In the second episode of season five of the Antifa Book Club, we're reading chapter 2, of Fully Automated Luxury Communism, titled "The Three Disruptions."
It provides a historical framework for understanding the profound societal changes currently underway, arguing that they are comparable to the two most momentous shifts in human history. The chapter establishes that change is not uniform, distinguishing between simple progress and disruptive ruptures that alter the very meaning of what it means to be human. The First Disruption, occurring approximately twelve thousand years ago, was the transition to settled agriculture through the domestication of plants and animals, generating the necessary social surplus for cities and culture. The Second Disruption began roughly 250 years ago with the Industrial Revolution and the first machine age, fueled by fossil fuels and steam power, leading to extended life expectancy and increased production. The present era is now defined by the Third Disruption, which promises a liberation from scarcity in vital areas like energy, cognitive labor, and information, moving beyond the mechanical power defined by the Industrial Revolution.

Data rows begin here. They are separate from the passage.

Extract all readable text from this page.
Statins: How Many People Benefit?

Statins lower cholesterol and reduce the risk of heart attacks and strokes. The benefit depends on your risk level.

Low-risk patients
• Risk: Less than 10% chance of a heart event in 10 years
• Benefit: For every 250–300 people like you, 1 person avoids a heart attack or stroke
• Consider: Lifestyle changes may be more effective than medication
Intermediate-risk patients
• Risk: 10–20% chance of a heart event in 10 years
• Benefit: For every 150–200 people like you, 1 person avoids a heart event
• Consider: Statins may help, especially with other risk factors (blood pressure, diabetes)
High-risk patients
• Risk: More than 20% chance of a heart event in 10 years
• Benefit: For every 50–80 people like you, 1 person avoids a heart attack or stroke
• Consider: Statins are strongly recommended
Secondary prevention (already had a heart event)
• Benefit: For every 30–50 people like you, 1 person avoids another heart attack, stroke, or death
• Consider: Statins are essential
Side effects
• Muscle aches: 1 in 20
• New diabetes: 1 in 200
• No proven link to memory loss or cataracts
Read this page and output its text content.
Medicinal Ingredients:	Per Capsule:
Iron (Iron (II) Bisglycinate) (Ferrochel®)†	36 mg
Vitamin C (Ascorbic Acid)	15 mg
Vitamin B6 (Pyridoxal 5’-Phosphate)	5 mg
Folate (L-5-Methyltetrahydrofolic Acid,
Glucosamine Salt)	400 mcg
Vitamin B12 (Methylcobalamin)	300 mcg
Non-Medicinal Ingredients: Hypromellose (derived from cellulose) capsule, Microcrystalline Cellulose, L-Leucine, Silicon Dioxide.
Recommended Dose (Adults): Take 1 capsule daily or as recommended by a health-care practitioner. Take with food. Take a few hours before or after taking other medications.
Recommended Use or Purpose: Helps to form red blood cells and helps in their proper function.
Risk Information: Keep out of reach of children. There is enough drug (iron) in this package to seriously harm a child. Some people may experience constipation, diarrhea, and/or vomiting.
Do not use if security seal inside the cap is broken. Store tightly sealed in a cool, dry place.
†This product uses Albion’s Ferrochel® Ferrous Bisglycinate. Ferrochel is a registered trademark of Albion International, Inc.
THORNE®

The fundamental basis of this current historical rupture is the modern transistor and integrated circuit, which serves as the general-purpose technology—the contemporary analogue to Watt's steam engine. The rapid, epoch-defining nature of the Third Disruption is explained by the accelerating rate of historical change, driven primarily by non-linear, exponential trends. This concept is illustrated by examples like Moore's Law in computing, where the performance of computer chips has doubled every two years for decades, and the predictable decrease in the cost of photovoltaic cells governed by the experience curve. This accelerating improvement is ushering in an era of "extreme supply," not only in information but also potentially in labor (through automation), energy (through solar power), and resources (through space mining). The chapter concludes that this combination of advanced technology and abundant resources completes a chain that allows humanity to exceed its present planetary limits.